3. The attempt at a solution
I tried to solve this but am not sure if I am doing it right:
d= distance from earth to moon
h= height above the earth
$$g_{earth} = \frac{GM_E}{h^2}$$
$$g_{moon} = \frac{GM_M}{(d-h)^2}$$

set the equations equal to eachother and solve for h

$$d^2 - 2dh + h^2 = \frac{M_m}{M_E}h^2$$

is this right so far?

2. Apr 15, 2008

### Hootenanny

Staff Emeritus
Your good so far with the exception that h is the distance from the centre of the earth, not the height above the earth's surface.

3. Apr 15, 2008

### Sheneron

I think i have it.

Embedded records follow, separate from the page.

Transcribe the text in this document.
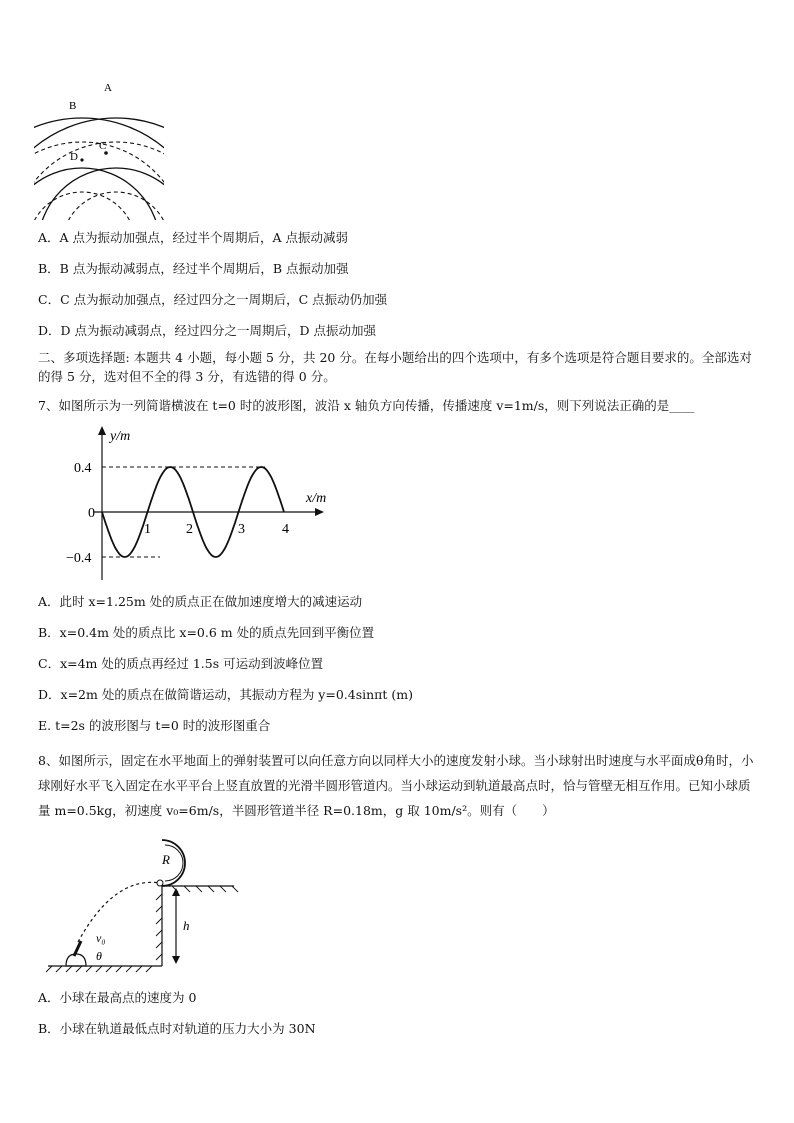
A
B
C
D
A．A 点为振动加强点，经过半个周期后，A 点振动减弱
B．B 点为振动减弱点，经过半个周期后，B 点振动加强
C．C 点为振动加强点，经过四分之一周期后，C 点振动仍加强
D．D 点为振动减弱点，经过四分之一周期后，D 点振动加强
二、多项选择题: 本题共 4 小题，每小题 5 分，共 20 分。在每小题给出的四个选项中，有多个选项是符合题目要求的。全部选对的得 5 分，选对但不全的得 3 分，有选错的得 0 分。
7、如图所示为一列简谐横波在 t=0 时的波形图，波沿 x 轴负方向传播，传播速度 v=1m/s，则下列说法正确的是____
y/m
x/m
0.4
0
−0.4
1	2	3	4
A．此时 x=1.25m 处的质点正在做加速度增大的减速运动
B．x=0.4m 处的质点比 x=0.6 m 处的质点先回到平衡位置
C．x=4m 处的质点再经过 1.5s 可运动到波峰位置
D．x=2m 处的质点在做简谐运动，其振动方程为 y=0.4sinπt (m)
E. t=2s 的波形图与 t=0 时的波形图重合
8、如图所示，固定在水平地面上的弹射装置可以向任意方向以同样大小的速度发射小球。当小球射出时速度与水平面成θ角时，小球刚好水平飞入固定在水平平台上竖直放置的光滑半圆形管道内。当小球运动到轨道最高点时，恰与管壁无相互作用。已知小球质量 m=0.5kg，初速度 v₀=6m/s，半圆形管道半径 R=0.18m，g 取 10m/s²。则有（　　）
R
h
v₀
θ
A．小球在最高点的速度为 0
B．小球在轨道最低点时对轨道的压力大小为 30N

I am solving it as a quadratic, so how do I know which of the two answers it is?

4. Apr 15, 2008

### Hootenanny

Staff Emeritus
Are both solutions physically possible?

5. Apr 15, 2008

### Sheneron

indeed, very. Would you like me to post what I got?

6. Apr 15, 2008

### Hootenanny

Staff Emeritus
If you post what you've got I'll have a good look at it.

7. Apr 15, 2008

### Sheneron

M_e = 5.98 x 10^24
M_m = 7.36 x 10^22
d= 3.84 x 10^8

$$0.98769h^2 - 7.68 x 10^8h - 1.475 x 10^{17} = 0$$

I put that all in the quadratic formula.. I can't seem to get it to work on here but this is what I got:

7.68 x 10^8 +/- 8.42 x 10 ^7 all over 2(0.98769)

Last edited: Apr 15, 2008
8. Apr 15, 2008

### Sheneron

hootenanny? anybody?

9. Apr 15, 2008

### dwahler

Try calculating the actual distances for both roots. Would you encounter both of them on a trip between the earth and the moon?

10. Apr 15, 2008

### Sheneron

They are both between the earth and the moon.

11. Apr 15, 2008

### dwahler

Check again. Based on your equations so far, I get:

$$h_1 = 3.46 \cdot 10^8 \ \mathrm{m}$$
$$d = 3.84 \cdot 10^8 \ \mathrm{m}$$
$$h_2 = 4.31 \cdot 10^8 \ \mathrm{m}$$

12. Apr 15, 2008

### Sheneron

Oooo. Thanks for the help. I got it now.